Symptomatic versus inapparent outcome in repeat dengue virus infections is influenced by the time interval between infections and study year

Abstract

Four dengue virus serotypes (DENV1-4) circulate globally, causing more human illness than any other arthropod-borne virus. Dengue can present as a range of clinical manifestations from undifferentiated fever to Dengue Fever to severe, life-threatening syndromes. However, most DENV infections are inapparent. Yet, little is known about determinants of inapparent versus symptomatic DENV infection outcome. Here, we analyzed over 2,000 DENV infections from 2004 to 2011 in a prospective pediatric cohort study in Managua, Nicaragua. Symptomatic cases were captured at the study health center, and paired healthy annual samples were examined on a yearly basis using serological methods to identify inapparent DENV infections. Overall, inapparent and symptomatic DENV infections were equally distributed by sex. The mean age of infection was 1.2 years higher for symptomatic DENV infections as compared to inapparent infections. Although inapparent versus symptomatic outcome did not differ by infection number (first, second or third/post-second DENV infections), substantial variation in the proportion of symptomatic DENV infections among all DENV infections was observed across study years. In participants with repeat DENV infections, the time interval between a first inapparent DENV infection and a second inapparent infection was significantly shorter than the interval between a first inapparent and a second symptomatic infection. This difference was not observed in subsequent infections. This result was confirmed using two different serological techniques that measure total anti-DENV antibodies and serotype-specific neutralizing antibodies, respectively. Taken together, these findings show that, in this study, age, study year and time interval between consecutive DENV infections influence inapparent versus symptomatic infection outcome, while sex and infection number had no significant effect. Moreover, these results suggest that the window of cross-protection induced by a first infection with DENV against a second symptomatic infection is approximately 2 years. These findings are important for modeling dengue epidemics and development of vaccines.

Figure 1. Proportion of symptomatic infections by year and infection number.

(A–G) Proportion of symptomatic infections in all, first, second, third and post-second infections by study year (2004–05 to 2010–11). * The proportion of symptomatic infections was not calculated when the total number of infections per group was ≤5.

Figure 2. Interval between consecutive DENV infections according to inapparent or symptomatic outcome as determined by total antibody titer.

The mean interval was calculated for all consecutive DENV infections (A) and stratified considering infection number into first-to-second sequences (B) and other (not first-to-second) infection (C). The inapparent-to-inapparent interval is shorter than inapparent-to-symptomatic (A) but only for first-to-second sequences (B). Error bars represent the standard error of the mean. * Mann–Whitney U test, p<0.05.

Figure 3. Longitudinal analysis of neutralizing antibody titers in selected cohort participants.

NT₅₀ for annual samples of two participants are shown as well as the interpretation of the results and the corresponding total DENV-specific antibody titer determined by Inhibition ELISA. Seroconversion or a ≥4-fold rise in antibody titer in paired annual samples was considered as indicative of a DENV infection during the study year. If the participant experienced a documented symptomatic infection, the serotype from RT-PCR/virus isolation is indicated.

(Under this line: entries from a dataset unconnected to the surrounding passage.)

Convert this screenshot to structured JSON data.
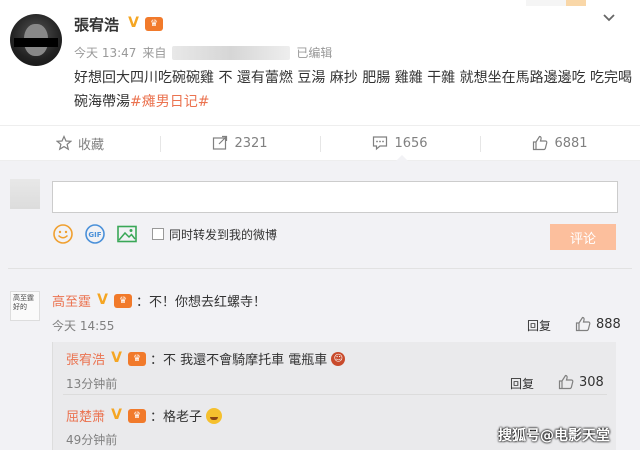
{
  "post": {
    "author": "張宥浩",
    "time": "今天 13:47",
    "source_prefix": "来自",
    "edited": "已编辑",
    "text": "好想回大四川吃碗碗雞 不 還有蕾燃 豆湯 麻抄 肥腸 雞雜 干雜 就想坐在馬路邊邊吃 吃完喝碗海帶湯",
    "topic": "#瘫男日记#"
  },
  "actions": {
    "collect": "收藏",
    "repost": "2321",
    "comment": "1656",
    "like": "6881"
  },
  "composer": {
    "placeholder": "",
    "forward_label": "同时转发到我的微博",
    "submit_label": "评论"
  },
  "comments": [
    {
      "name": "高至霆",
      "text": "：不！你想去红螺寺！",
      "time": "今天 14:55",
      "reply": "回复",
      "likes": "888",
      "avatar_text": "高至霆 好的"
    }
  ],
  "sub_comments": [
    {
      "name": "張宥浩",
      "text": "：不 我還不會騎摩托車 電瓶車",
      "time": "13分钟前",
      "reply": "回复",
      "likes": "308"
    },
    {
      "name": "屈楚萧",
      "text": "：格老子",
      "time": "49分钟前"
    }
  ],
  "watermark": "搜狐号@电影天堂",
  "icons": {
    "verified": "verified-badge-icon",
    "crown": "vip-crown-icon",
    "chevron": "chevron-down-icon"
  },
  "colors": {
    "accent": "#eb7350",
    "badge": "#f5a623",
    "button": "#fcbf9d"
  }
}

Figure 4. Interval between DENV infections according to inapparent or symptomatic outcome as determined by neutralizing antibody titer.

The mean interval was calculated for all consecutive infections (A) and stratified considering infection number into first-to-second (B) and second-to-third (C) sequences. The inapparent-to-inapparent interval is shorter than inapparent-to-symptomatic (A) but only for first-to-second sequences (B). Error bars represent the standard error of the mean. * Mann–Whitney U test, p<0.05.